Despite the overlap of responsibilities, a plan to improve the army had commenced nevertheless. The number of officers increased, with promotions and accelerated training courses. The stocks of ammunition for the Carcano 91 musket were increased, and good quality 75 mm cannons were introduced in the artillery.
Even these measures, however, testified to the inability of the Italian leaders to understand the events occurring during the initial months of the war. Despite the news from the French front suggesting a more defensive and less reckless approach, Cadorna adopted an action plan that put an emphasis on the "cult of the offensive," with light forces that lashed mercilessly against assaults from their opponents. The idea of the "generalissimo" was to concentrate all efforts on the Isonzo front, the only one that allowed significant offensive actions. By passing through the area leading from Tolmin to the sea, it opened a corridor between the plateaus of the Karst region as far as Ljubljana and Vienna.
Thus, whereas larger calibre weapons appeared and trenches equipped with machine guns were dug on the Western front, the Royal Italian Army crossed the Piave with little heavy artillery and with light guns unsuitable to defeat the fortifications. Machine guns were almost non-existent; in July 1915 there were only 618. The order for Vickers machine guns was not completed, and the Fiat 1914 machine gun struggled to enter into full production.
Another weak point was the slowness and the confusion with which mobilisation took place. Although in May of 1915 a good 400 thousand men were amassed in Veneto, only two Army Corps could be defined as prepared and ready for combat. The plans of 1914 calculated 23 days as the time necessary for troops to reach the border, but the army was ready only in the first half of July, more than a month and a half after the declaration of war. Attempts to accelerate the timing of the initial offensive were in vain.

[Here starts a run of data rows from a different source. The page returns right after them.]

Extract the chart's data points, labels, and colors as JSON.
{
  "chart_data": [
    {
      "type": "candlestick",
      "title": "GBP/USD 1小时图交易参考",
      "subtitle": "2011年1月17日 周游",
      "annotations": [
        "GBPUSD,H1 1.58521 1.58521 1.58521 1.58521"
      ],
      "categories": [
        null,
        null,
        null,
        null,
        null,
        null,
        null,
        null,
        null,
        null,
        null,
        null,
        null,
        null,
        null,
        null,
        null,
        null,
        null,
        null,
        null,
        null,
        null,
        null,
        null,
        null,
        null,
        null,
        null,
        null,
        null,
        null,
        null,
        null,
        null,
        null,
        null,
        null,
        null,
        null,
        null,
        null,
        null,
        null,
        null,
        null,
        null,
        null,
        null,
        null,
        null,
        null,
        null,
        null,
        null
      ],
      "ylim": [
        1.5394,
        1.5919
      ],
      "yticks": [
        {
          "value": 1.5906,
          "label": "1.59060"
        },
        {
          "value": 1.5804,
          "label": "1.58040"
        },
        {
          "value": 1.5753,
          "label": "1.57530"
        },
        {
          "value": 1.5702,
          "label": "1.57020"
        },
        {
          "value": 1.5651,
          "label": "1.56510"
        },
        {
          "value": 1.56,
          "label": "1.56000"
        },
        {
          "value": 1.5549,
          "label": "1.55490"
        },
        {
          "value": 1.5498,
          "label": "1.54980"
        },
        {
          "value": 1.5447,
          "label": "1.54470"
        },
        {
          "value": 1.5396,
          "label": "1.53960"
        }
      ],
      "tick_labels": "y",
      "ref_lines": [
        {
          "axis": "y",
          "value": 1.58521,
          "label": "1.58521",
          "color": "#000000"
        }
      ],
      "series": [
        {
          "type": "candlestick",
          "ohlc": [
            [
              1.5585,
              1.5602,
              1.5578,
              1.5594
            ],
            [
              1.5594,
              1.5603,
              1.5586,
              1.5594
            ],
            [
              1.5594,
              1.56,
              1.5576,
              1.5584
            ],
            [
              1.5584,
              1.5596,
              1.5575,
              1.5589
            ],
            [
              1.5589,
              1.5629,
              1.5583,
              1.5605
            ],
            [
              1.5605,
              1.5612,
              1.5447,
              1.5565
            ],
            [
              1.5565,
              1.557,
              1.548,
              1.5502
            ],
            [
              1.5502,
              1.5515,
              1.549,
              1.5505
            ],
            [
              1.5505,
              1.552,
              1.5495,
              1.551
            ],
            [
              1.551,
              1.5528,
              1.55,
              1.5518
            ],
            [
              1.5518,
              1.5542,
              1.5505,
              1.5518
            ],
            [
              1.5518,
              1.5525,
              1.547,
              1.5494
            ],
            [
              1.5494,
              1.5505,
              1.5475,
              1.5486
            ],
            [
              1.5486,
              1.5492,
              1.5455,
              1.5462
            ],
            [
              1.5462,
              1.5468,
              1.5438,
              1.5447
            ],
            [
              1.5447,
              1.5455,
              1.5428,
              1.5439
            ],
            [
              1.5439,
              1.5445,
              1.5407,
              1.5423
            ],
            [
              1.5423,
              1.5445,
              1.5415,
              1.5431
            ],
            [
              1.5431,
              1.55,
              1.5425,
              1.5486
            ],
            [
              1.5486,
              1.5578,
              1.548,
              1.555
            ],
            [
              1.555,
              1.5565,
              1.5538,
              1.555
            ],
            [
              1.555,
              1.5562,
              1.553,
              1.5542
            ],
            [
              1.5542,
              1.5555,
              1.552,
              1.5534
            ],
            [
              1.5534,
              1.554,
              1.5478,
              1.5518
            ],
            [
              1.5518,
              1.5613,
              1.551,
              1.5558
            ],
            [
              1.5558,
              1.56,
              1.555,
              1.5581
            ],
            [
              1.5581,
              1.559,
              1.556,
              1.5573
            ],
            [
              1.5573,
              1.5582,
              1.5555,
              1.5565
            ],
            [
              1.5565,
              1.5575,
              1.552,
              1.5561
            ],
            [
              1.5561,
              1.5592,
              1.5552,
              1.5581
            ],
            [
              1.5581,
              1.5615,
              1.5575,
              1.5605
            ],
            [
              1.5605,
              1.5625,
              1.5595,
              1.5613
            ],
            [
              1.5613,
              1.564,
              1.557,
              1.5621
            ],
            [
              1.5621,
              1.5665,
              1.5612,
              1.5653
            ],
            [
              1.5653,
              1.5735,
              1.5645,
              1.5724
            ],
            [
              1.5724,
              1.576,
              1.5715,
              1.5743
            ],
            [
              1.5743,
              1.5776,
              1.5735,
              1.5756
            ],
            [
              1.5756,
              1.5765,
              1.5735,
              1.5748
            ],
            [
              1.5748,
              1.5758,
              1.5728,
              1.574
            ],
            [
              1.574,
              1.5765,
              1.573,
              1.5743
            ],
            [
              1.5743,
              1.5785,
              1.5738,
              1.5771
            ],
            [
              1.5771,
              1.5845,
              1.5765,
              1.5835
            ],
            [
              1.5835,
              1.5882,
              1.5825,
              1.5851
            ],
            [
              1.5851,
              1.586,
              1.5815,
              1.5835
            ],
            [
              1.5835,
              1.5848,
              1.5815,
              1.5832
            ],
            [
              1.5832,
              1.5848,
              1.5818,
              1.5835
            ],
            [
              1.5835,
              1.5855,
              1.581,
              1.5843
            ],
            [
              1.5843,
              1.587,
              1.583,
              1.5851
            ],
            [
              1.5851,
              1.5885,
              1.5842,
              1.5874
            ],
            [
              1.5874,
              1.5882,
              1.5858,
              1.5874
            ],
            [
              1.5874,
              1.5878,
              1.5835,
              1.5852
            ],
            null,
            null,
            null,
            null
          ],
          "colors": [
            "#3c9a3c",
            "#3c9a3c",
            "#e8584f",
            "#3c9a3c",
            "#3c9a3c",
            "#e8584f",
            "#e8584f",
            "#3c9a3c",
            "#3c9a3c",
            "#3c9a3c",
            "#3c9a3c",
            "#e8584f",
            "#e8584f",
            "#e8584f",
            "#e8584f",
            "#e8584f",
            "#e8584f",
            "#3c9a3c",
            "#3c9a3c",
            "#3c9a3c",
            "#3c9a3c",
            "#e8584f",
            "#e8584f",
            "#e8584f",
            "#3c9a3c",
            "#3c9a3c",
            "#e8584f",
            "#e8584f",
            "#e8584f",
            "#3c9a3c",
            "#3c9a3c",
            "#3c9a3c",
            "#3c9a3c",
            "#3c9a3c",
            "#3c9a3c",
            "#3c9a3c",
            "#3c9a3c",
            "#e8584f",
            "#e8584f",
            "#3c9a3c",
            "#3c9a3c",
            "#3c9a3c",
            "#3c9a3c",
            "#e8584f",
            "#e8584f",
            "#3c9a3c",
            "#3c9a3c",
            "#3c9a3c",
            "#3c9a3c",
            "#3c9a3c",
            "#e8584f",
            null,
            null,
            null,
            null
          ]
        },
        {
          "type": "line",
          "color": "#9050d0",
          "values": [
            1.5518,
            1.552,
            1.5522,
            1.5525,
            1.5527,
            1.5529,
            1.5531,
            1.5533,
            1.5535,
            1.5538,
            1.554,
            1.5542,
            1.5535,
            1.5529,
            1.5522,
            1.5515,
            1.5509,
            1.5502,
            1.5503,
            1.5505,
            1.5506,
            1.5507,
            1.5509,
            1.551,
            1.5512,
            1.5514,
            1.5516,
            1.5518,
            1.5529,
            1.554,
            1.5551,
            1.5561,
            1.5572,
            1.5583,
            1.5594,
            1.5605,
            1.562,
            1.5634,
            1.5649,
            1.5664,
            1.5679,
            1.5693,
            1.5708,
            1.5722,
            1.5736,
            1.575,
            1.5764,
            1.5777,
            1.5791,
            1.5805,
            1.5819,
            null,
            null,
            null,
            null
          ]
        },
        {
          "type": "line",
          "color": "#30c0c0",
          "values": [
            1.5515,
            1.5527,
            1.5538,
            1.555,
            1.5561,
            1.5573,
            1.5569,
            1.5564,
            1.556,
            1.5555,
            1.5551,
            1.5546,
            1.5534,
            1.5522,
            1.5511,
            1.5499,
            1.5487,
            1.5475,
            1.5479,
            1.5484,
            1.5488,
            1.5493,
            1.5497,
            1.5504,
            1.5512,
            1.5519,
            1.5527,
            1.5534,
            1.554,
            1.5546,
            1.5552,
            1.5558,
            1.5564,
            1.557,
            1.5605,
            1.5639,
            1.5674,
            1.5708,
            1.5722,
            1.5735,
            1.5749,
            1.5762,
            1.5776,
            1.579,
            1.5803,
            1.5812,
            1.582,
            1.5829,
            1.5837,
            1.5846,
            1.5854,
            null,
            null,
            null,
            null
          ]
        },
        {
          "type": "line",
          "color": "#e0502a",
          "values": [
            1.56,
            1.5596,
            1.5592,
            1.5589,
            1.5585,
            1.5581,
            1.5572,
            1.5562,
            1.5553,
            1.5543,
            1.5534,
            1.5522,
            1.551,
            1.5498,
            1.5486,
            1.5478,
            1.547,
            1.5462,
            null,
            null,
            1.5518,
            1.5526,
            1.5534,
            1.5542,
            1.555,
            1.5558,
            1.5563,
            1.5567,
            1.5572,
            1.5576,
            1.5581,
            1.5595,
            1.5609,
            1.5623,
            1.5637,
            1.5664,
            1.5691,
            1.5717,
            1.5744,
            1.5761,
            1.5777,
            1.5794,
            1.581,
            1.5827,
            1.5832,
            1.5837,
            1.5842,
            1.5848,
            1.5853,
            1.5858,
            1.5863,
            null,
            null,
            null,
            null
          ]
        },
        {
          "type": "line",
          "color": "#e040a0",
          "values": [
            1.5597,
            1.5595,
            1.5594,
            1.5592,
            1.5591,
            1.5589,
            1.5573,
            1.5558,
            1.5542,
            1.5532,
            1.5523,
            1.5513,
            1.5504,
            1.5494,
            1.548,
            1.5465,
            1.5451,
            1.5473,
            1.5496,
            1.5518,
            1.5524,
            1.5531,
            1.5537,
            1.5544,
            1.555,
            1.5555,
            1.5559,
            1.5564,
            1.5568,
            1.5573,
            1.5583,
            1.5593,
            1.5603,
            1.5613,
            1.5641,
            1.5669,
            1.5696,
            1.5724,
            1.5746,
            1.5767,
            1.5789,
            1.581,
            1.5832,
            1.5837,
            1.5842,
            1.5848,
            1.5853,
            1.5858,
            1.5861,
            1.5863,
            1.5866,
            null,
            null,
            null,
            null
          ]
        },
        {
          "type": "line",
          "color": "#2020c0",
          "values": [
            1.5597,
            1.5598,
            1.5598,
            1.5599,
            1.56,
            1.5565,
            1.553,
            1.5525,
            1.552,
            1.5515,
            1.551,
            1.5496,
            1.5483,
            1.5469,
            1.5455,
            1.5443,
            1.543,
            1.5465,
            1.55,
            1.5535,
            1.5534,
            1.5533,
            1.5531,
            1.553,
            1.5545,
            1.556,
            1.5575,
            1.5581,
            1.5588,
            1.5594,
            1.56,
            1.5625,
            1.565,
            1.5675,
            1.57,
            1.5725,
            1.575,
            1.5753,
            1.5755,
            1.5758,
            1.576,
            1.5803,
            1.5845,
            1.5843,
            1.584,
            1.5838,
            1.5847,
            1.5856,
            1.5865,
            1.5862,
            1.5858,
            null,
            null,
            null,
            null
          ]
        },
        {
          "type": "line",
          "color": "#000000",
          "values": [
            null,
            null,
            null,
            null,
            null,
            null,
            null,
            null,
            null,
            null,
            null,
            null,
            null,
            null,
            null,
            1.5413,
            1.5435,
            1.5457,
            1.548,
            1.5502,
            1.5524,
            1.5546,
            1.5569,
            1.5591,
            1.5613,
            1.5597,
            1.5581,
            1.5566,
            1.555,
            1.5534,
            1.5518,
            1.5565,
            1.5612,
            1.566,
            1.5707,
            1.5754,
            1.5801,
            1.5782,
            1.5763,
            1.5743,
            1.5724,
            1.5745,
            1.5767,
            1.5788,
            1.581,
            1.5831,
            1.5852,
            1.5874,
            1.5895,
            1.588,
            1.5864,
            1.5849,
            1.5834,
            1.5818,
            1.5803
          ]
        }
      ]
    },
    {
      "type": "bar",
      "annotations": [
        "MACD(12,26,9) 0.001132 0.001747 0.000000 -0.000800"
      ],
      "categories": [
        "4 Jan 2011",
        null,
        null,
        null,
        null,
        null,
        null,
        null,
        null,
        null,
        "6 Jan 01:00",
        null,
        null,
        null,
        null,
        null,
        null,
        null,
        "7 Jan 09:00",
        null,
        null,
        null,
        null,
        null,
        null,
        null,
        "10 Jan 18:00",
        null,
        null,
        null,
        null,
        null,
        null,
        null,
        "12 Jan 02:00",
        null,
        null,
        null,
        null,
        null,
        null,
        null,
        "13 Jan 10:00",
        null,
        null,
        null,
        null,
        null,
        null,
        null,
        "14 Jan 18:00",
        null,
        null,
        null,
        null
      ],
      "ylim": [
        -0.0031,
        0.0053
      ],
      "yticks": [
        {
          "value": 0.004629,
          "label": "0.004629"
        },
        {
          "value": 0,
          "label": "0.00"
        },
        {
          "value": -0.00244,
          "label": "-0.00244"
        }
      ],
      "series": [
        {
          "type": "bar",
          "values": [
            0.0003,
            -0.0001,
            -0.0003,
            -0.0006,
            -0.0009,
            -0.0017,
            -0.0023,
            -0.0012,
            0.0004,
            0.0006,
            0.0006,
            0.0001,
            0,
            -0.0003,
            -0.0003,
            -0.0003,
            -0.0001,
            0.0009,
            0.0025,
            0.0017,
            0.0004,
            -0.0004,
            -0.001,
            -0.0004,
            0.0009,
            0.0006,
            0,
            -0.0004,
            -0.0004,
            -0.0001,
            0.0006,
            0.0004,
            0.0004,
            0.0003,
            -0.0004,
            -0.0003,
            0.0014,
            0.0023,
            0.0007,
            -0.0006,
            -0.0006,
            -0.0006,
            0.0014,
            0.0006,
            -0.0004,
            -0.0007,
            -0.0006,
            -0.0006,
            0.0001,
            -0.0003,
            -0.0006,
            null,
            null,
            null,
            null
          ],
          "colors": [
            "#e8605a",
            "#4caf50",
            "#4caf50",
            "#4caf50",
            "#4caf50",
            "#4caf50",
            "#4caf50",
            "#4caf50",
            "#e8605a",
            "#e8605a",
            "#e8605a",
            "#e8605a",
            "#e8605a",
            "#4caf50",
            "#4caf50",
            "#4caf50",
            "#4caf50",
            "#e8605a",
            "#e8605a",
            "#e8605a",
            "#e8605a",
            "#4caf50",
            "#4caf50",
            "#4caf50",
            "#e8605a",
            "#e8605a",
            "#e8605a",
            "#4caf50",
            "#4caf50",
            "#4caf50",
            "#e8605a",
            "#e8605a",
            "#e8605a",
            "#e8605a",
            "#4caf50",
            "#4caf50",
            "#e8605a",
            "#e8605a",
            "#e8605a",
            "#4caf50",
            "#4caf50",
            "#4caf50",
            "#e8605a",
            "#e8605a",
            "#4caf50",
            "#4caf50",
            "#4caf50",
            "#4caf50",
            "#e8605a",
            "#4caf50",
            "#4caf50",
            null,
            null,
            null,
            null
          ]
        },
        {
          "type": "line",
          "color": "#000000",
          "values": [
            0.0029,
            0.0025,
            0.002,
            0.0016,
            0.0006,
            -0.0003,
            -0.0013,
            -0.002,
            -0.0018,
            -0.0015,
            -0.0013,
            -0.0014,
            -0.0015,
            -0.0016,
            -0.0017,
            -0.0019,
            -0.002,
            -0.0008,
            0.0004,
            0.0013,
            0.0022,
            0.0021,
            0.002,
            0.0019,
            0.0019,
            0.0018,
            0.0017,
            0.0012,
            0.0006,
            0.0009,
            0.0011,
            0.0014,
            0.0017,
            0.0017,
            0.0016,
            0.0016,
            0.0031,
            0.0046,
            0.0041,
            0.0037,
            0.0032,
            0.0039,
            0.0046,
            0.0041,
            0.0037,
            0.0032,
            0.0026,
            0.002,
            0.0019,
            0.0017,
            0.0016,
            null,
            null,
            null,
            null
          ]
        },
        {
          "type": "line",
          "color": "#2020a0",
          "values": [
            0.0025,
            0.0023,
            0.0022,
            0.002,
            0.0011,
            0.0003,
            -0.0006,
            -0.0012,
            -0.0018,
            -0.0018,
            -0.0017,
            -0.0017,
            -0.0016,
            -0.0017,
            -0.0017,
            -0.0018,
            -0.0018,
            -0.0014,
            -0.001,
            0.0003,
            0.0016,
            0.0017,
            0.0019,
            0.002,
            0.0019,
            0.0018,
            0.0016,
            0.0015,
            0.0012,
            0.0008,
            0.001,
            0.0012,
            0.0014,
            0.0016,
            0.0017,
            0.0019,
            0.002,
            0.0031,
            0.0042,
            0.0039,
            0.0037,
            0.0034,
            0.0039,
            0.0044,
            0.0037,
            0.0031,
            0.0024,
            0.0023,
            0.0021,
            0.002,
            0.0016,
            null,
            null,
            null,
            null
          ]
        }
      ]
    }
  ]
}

It is difficult to make an overall judgment on the preparation of the armed forces and the work of Cadorna in the aftermath of May 24th. The army went to war better prepared and organised compared with 1914, although with enormous shortcomings in its heavy artillery and machine guns. Equally difficult to assess was the strategic approach: in Italy, Cadorna was often judged harshly for the obstinacy with which he launched his troops into massacre, whereas, abroad, the English historian Basil H. Liddell Hart called him "a man of uncommon skill." It may be argued that the Commander-in-Chief of the Italian troops was a General who lacked originality. In February 1915, Cadorna circulated the so-called Libretta Rossa among his officers; there he expounded the methods by which war must be carried out: frontal attacks, supported by the artillery, repeated in order to achieve their objectives. The Libretta gave great importance to the energy of the officers in command and the superiority of the moral strength of troops launched into battle.
It was an overhaul of the elan of the French school, in which military culture was based on the cult of the offensive and trust in the ruthless energy of command, which could overwhelm any defence. Thus, in spite of the black legend of Cadorna’s mediocrity, it can be said that he was simply in line with the mentality of the time, and, like other military leaders, he was unable to perceive the changes imposed by the new weaponry and industrial society.
The war in which Italy was preparing to fight far exceeded the resources of the nation. In addition to the difficulties imposed by the rough terrain, where the enemy occupied dominant and defensible positions, the main obstacle to overcome was the sacrifice required from the nation and army. Some figures will be useful to outline the Italian effort. The number of machine guns increased from 618 in May 1915 to 8,200 in May 1917, light artillery from 1,797 pieces to 2,452, and heavy artillery rose from 132 to 2,101 pieces.